Abri meu site de pesquisas favorito (e de toda a humanidade) e busquei por "tendências 2019", uma instigante palavra-chave. Sem muita surpresa, é comum nos depararmos com resultados cíclicos para essa pesquisa: são releituras do que já vimos anteriormente reinterpretadas por um olhar atual, atemporal, histórico ou até mesmo abstrato.
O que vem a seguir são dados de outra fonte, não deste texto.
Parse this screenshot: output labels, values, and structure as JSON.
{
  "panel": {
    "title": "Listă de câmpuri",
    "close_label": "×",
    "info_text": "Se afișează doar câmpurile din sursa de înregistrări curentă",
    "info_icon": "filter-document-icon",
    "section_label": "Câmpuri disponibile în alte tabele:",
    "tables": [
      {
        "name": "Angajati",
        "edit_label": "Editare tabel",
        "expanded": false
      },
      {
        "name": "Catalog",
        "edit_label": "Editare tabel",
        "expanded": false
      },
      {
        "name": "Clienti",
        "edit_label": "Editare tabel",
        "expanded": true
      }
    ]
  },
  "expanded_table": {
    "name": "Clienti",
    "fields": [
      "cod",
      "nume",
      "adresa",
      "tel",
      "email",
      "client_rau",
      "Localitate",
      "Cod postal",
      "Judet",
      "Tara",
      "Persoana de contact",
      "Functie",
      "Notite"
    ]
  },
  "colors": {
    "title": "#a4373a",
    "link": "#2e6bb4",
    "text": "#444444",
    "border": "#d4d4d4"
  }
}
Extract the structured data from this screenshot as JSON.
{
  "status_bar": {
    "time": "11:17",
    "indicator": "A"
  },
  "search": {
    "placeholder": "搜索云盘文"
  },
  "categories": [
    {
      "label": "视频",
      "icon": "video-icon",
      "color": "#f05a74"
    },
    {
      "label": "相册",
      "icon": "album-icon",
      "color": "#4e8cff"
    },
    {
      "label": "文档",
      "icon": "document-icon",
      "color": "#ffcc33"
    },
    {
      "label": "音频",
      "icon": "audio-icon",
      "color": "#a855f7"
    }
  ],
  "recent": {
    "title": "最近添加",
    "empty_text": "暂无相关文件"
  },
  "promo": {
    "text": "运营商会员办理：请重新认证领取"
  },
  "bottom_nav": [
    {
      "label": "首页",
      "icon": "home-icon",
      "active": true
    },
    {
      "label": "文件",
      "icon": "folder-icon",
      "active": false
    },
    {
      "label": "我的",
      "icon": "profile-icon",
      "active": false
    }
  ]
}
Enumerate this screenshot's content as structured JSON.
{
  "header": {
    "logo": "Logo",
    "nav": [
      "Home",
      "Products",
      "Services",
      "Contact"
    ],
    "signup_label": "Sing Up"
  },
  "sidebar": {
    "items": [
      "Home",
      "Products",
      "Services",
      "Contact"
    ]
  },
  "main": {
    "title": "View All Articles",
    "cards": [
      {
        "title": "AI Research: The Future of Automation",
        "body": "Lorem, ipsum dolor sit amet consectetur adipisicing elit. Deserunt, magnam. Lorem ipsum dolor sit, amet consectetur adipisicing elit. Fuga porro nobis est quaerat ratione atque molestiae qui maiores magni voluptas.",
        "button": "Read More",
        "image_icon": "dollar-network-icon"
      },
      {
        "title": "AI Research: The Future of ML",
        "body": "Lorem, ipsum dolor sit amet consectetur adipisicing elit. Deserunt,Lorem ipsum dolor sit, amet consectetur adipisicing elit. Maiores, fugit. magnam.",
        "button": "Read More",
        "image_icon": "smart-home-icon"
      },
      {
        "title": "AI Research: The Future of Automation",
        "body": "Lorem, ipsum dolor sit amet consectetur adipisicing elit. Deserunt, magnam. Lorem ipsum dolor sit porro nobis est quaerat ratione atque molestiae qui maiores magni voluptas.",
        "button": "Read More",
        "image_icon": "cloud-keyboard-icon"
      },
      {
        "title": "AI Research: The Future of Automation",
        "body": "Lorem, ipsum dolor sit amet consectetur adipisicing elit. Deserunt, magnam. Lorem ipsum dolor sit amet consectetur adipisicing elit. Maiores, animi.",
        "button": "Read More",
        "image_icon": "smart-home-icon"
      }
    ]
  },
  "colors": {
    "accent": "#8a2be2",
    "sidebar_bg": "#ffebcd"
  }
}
Mas afinal, como podemos imaginar o que é uma tendência ou algo que possua atrativos para se tornar uma? Sinônimos como vocação, disposição natural e inclinação surgem atrelados à ideia de tendência e se desdobram para os mais diferentes setores. As tendências nada mais são do que necessidades descobertas (que não sabíamos que "precisávamos") para suprir ou complementar as demandas da sociedade e seus contextos sociais, culturais, econômicos, históricos e por quê não políticos? Muito mais do que uma necessidade, a tendência ressalta a atmosfera em que estamos atualmente vivendo e se traduz de modo bastante expressivo no intuito de criticar, analisar, estimular, enobrecer ou simplesmente instigar os pilares construtivos da sociedade.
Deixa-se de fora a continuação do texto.